Schriftgut wird aufbewahrt:
Stufe 1:
zum laufenden Gebrauch
Stufe 2:
zur gelegentlichen Benutzung für die praktische Verwaltungsarbeit (Beweisführung, Erinnerung, Information)
Stufe 3:
Lagerung bis zur endgültigen archivarischen Bearbeitung (Verzeichnung, Kassation)
Stufe 4:
für dauernde historische und rechtliche Zwecke
Von dieser Zweckbindung her lässt sich eine Entscheidung über den Aufbewahrungsort fällen.
Die Stufe 1 bezeichnet das aktuelle Schriftgut, das die laufenden Dienstgeschäfte betrifft.
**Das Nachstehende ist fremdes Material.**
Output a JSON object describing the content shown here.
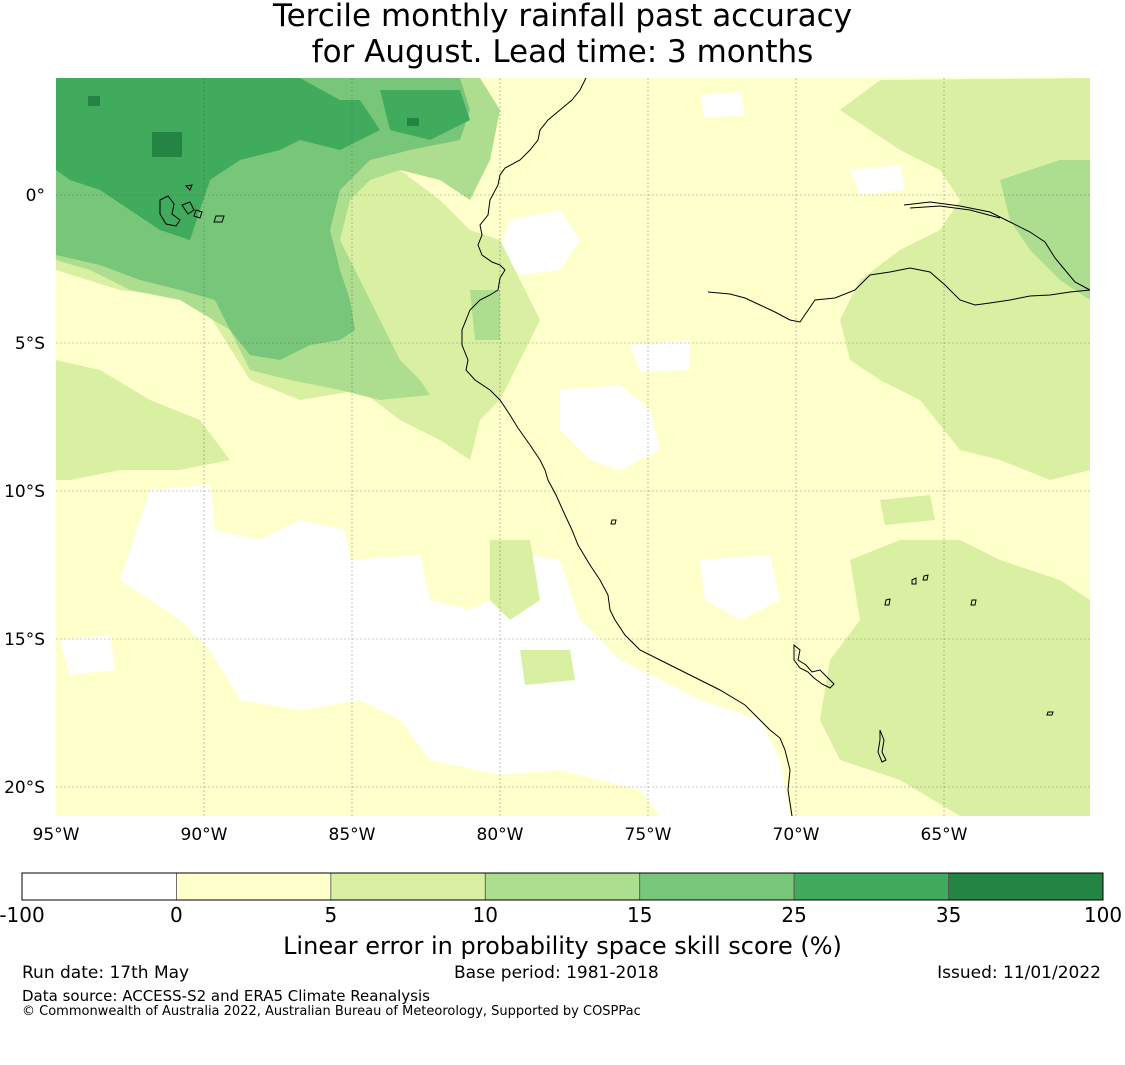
{
  "title_line1": "Tercile monthly rainfall past accuracy",
  "title_line2": "for August. Lead time: 3 months",
  "map": {
    "lat_labels": [
      "0°",
      "5°S",
      "10°S",
      "15°S",
      "20°S"
    ],
    "lon_labels": [
      "95°W",
      "90°W",
      "85°W",
      "80°W",
      "75°W",
      "70°W",
      "65°W"
    ]
  },
  "colorbar": {
    "title": "Linear error in probability space skill score (%)",
    "bins": [
      {
        "from": -100,
        "to": 0,
        "color": "#ffffff"
      },
      {
        "from": 0,
        "to": 5,
        "color": "#ffffcc"
      },
      {
        "from": 5,
        "to": 10,
        "color": "#d9f0a3"
      },
      {
        "from": 10,
        "to": 15,
        "color": "#addd8e"
      },
      {
        "from": 15,
        "to": 25,
        "color": "#78c679"
      },
      {
        "from": 25,
        "to": 35,
        "color": "#41ab5d"
      },
      {
        "from": 35,
        "to": 100,
        "color": "#238443"
      }
    ],
    "tick_labels": [
      "-100",
      "0",
      "5",
      "10",
      "15",
      "25",
      "35",
      "100"
    ]
  },
  "footer": {
    "run_date": "Run date: 17th May",
    "base_period": "Base period: 1981-2018",
    "issued": "Issued: 11/01/2022",
    "data_source": "Data source: ACCESS-S2 and ERA5 Climate Reanalysis",
    "copyright": "© Commonwealth of Australia 2022, Australian Bureau of Meteorology, Supported by COSPPac"
  }
}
Dieses Schriftgut ist möglichst arbeitsplatznahe aufzubewahren.
Die Stufen 2 und 3 bezeichnen Schriftgut, das seltener gebraucht wird und deshalb arbeitsplatzfern aufbewahrt werden kann (Altablage, Reponie).
Die Stufe 4 bezeichnet das reine Archivgut, das auf Dauer sicher aufzubewahren ist und ebenfalls arbeitsplatzfern aufbewahrt werden kann. (Näheres regelt die Archivordnung).